Despite these terrible recessions, builders have managed to recover after a couple of bad one or two years. I think they will do likewise after this recession. Will the profitability of builders return to ROE=10 like they did in the 80s? Perhaps. However, the future may not resemble the past. What really matters in terms of growth for the builders is population growth. It appears that the government is passing immigration "reform" which should allow not only higher than average population growth but also plenty of cheap labor which will add to builder profitability. I think it is true that the long term picture is still rosey for home building in the US. However in the shorter term, we are likely to see a recession and the housing slump is likely to get worse before it gets better. There are still lots of uncertainty over how this will all play out. I think we are likely to see massive intervention on the part of the government aided by the Fed to prevent a full blown deflationary collapse. As an investor, my job is to decide whether builders will survive, whether they will grow thereafter and to decide when all this bad news is sufficiently priced in to create a good entry point in the stocks. I like Meritage Homes (MTH) best at this point although they are probably not the most conservative pick. Still, they seem to have the most long term potential and seem to be most feared by market participants presumeably because they only build in the southwest. They are trading at 0.88 BV and may go a bit lower. I have some shares, purchased at around this valuation and may acquire more if they drift lower towards half book and I see a rise on the Fear Meter which is now registering only Medium-High.

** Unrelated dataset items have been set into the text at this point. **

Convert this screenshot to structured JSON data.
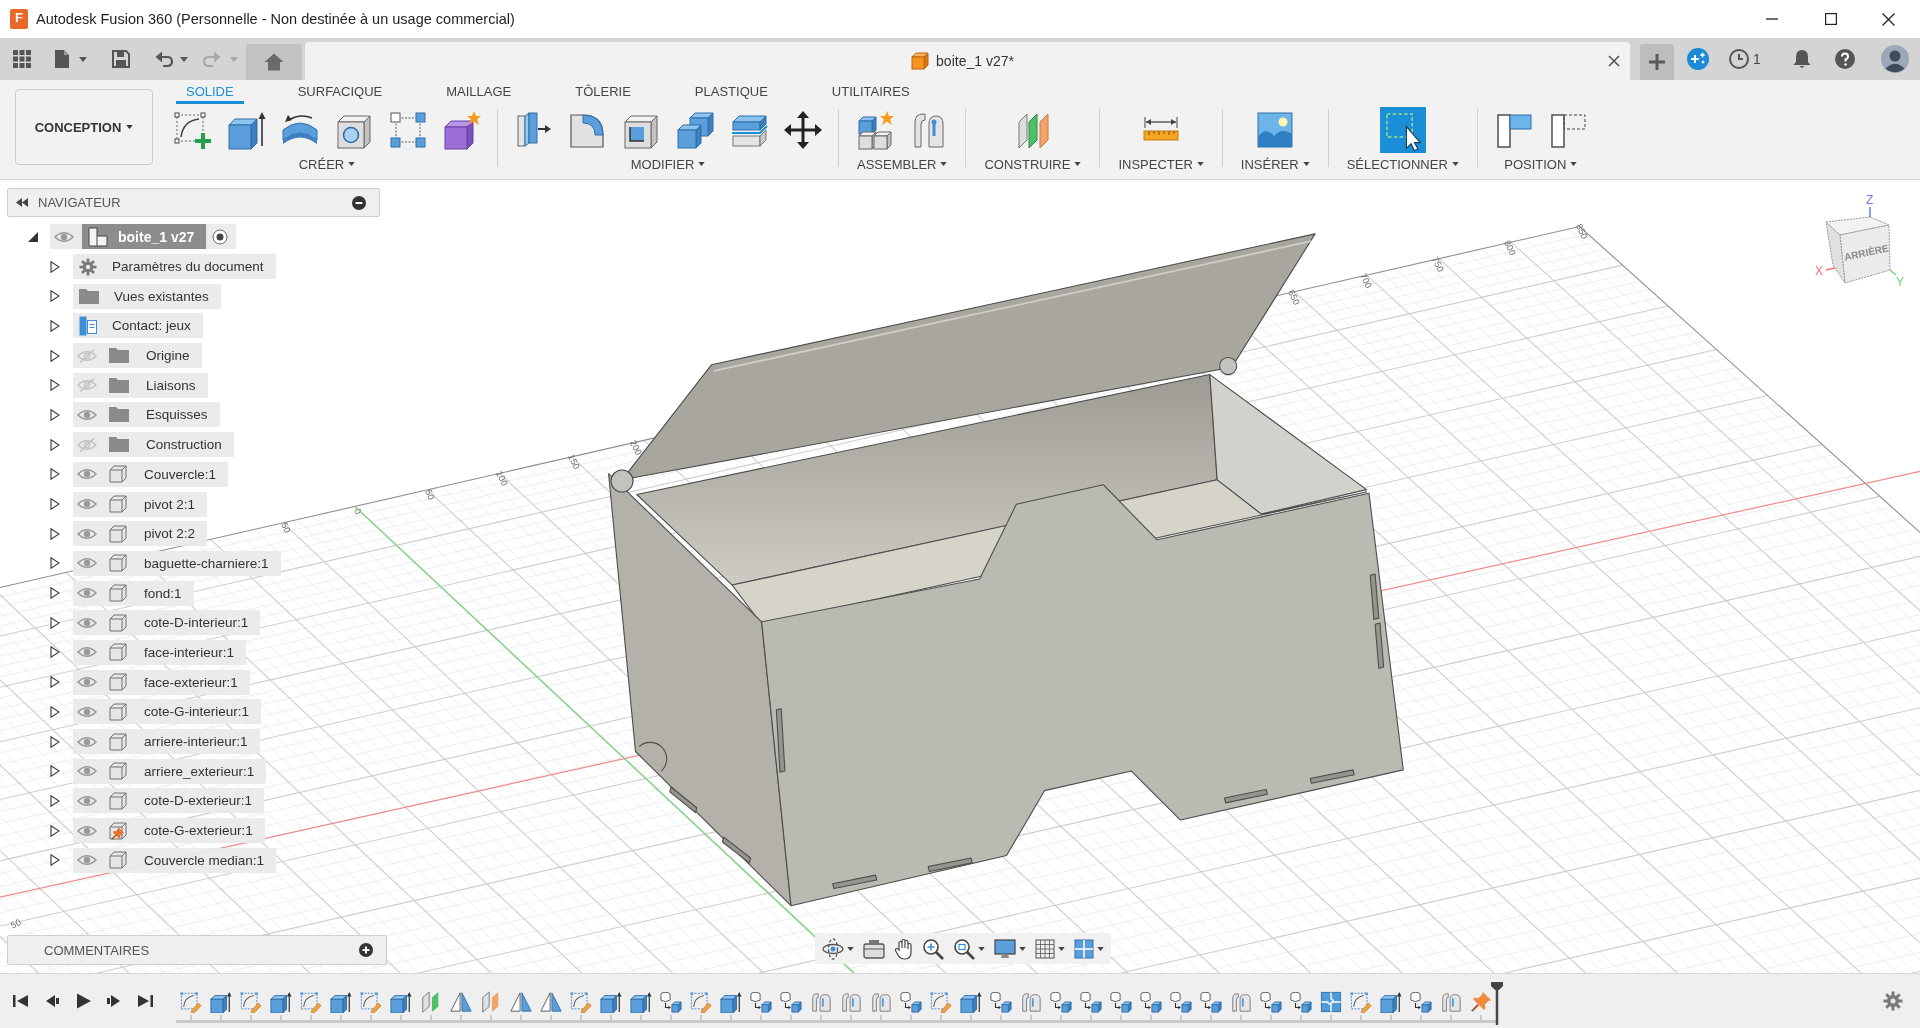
{
  "window": {
    "logo": "F",
    "title": "Autodesk Fusion 360 (Personnelle - Non destinée à un usage commercial)"
  },
  "document_tab": {
    "title": "boite_1 v27*"
  },
  "header_right": {
    "jobs_count": "1"
  },
  "workspace": {
    "label": "CONCEPTION"
  },
  "toolbar": {
    "tabs": [
      {
        "label": "SOLIDE",
        "selected": true
      },
      {
        "label": "SURFACIQUE",
        "selected": false
      },
      {
        "label": "MAILLAGE",
        "selected": false
      },
      {
        "label": "TÔLERIE",
        "selected": false
      },
      {
        "label": "PLASTIQUE",
        "selected": false
      },
      {
        "label": "UTILITAIRES",
        "selected": false
      }
    ],
    "groups": [
      {
        "label": "CRÉER"
      },
      {
        "label": "MODIFIER"
      },
      {
        "label": "ASSEMBLER"
      },
      {
        "label": "CONSTRUIRE"
      },
      {
        "label": "INSPECTER"
      },
      {
        "label": "INSÉRER"
      },
      {
        "label": "SÉLECTIONNER"
      },
      {
        "label": "POSITION"
      }
    ]
  },
  "navigator": {
    "title": "NAVIGATEUR",
    "root": {
      "label": "boite_1 v27",
      "visible": true,
      "expanded": true,
      "active": true,
      "children": [
        {
          "label": "Paramètres du document",
          "kind": "settings",
          "expanded": false
        },
        {
          "label": "Vues existantes",
          "kind": "folder",
          "expanded": false
        },
        {
          "label": "Contact: jeux",
          "kind": "contact",
          "expanded": false
        },
        {
          "label": "Origine",
          "kind": "folder",
          "visible": false,
          "expanded": false
        },
        {
          "label": "Liaisons",
          "kind": "folder",
          "visible": false,
          "expanded": false
        },
        {
          "label": "Esquisses",
          "kind": "folder",
          "visible": true,
          "expanded": false
        },
        {
          "label": "Construction",
          "kind": "folder",
          "visible": false,
          "expanded": false
        },
        {
          "label": "Couvercle:1",
          "kind": "component",
          "visible": true,
          "grounded": false,
          "expanded": false
        },
        {
          "label": "pivot 2:1",
          "kind": "component",
          "visible": true,
          "grounded": false,
          "expanded": false
        },
        {
          "label": "pivot 2:2",
          "kind": "component",
          "visible": true,
          "grounded": false,
          "expanded": false
        },
        {
          "label": "baguette-charniere:1",
          "kind": "component",
          "visible": true,
          "grounded": false,
          "expanded": false
        },
        {
          "label": "fond:1",
          "kind": "component",
          "visible": true,
          "grounded": false,
          "expanded": false
        },
        {
          "label": "cote-D-interieur:1",
          "kind": "component",
          "visible": true,
          "grounded": false,
          "expanded": false
        },
        {
          "label": "face-interieur:1",
          "kind": "component",
          "visible": true,
          "grounded": false,
          "expanded": false
        },
        {
          "label": "face-exterieur:1",
          "kind": "component",
          "visible": true,
          "grounded": false,
          "expanded": false
        },
        {
          "label": "cote-G-interieur:1",
          "kind": "component",
          "visible": true,
          "grounded": false,
          "expanded": false
        },
        {
          "label": "arriere-interieur:1",
          "kind": "component",
          "visible": true,
          "grounded": false,
          "expanded": false
        },
        {
          "label": "arriere_exterieur:1",
          "kind": "component",
          "visible": true,
          "grounded": false,
          "expanded": false
        },
        {
          "label": "cote-D-exterieur:1",
          "kind": "component",
          "visible": true,
          "grounded": false,
          "expanded": false
        },
        {
          "label": "cote-G-exterieur:1",
          "kind": "component",
          "visible": true,
          "grounded": true,
          "expanded": false
        },
        {
          "label": "Couvercle median:1",
          "kind": "component",
          "visible": true,
          "grounded": false,
          "expanded": false
        }
      ]
    }
  },
  "comments": {
    "title": "COMMENTAIRES"
  },
  "viewport": {
    "grid_labels": [
      "50",
      "0",
      "50",
      "100",
      "150",
      "200",
      "650",
      "700",
      "750",
      "800",
      "850"
    ],
    "side_grid_labels": [
      "50"
    ]
  },
  "viewcube": {
    "face": "ARRIÈRE",
    "axis_z": "Z",
    "axis_x": "X",
    "axis_y": "Y"
  },
  "timeline": {
    "features": [
      {
        "kind": "sketch"
      },
      {
        "kind": "extrude"
      },
      {
        "kind": "sketch"
      },
      {
        "kind": "extrude"
      },
      {
        "kind": "sketch"
      },
      {
        "kind": "extrude"
      },
      {
        "kind": "sketch"
      },
      {
        "kind": "extrude"
      },
      {
        "kind": "plane",
        "color": "#4fbf6a"
      },
      {
        "kind": "mirror"
      },
      {
        "kind": "plane",
        "color": "#f0a46a"
      },
      {
        "kind": "mirror"
      },
      {
        "kind": "mirror"
      },
      {
        "kind": "sketch"
      },
      {
        "kind": "extrude"
      },
      {
        "kind": "extrude"
      },
      {
        "kind": "component"
      },
      {
        "kind": "sketch"
      },
      {
        "kind": "extrude"
      },
      {
        "kind": "component"
      },
      {
        "kind": "component"
      },
      {
        "kind": "joint"
      },
      {
        "kind": "joint"
      },
      {
        "kind": "joint"
      },
      {
        "kind": "component"
      },
      {
        "kind": "sketch"
      },
      {
        "kind": "extrude"
      },
      {
        "kind": "component"
      },
      {
        "kind": "joint"
      },
      {
        "kind": "component"
      },
      {
        "kind": "component"
      },
      {
        "kind": "component"
      },
      {
        "kind": "component"
      },
      {
        "kind": "component"
      },
      {
        "kind": "component"
      },
      {
        "kind": "joint"
      },
      {
        "kind": "component"
      },
      {
        "kind": "component"
      },
      {
        "kind": "contact"
      },
      {
        "kind": "sketch"
      },
      {
        "kind": "extrude"
      },
      {
        "kind": "component"
      },
      {
        "kind": "joint"
      },
      {
        "kind": "ground"
      }
    ]
  }
}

Of course one should be prepared for some volatility in prices. In the 1973-1974 recession, CTX tumbled in price from 2.78 to 0.3 (split corrected) which is a factor of 9.3,Yikes! Of course, they started off that priced 4.8 times book (way overvalued)and bottomed at half book (way undervalued). It seems half book is about the maximum fear point. MTH may not be there yet.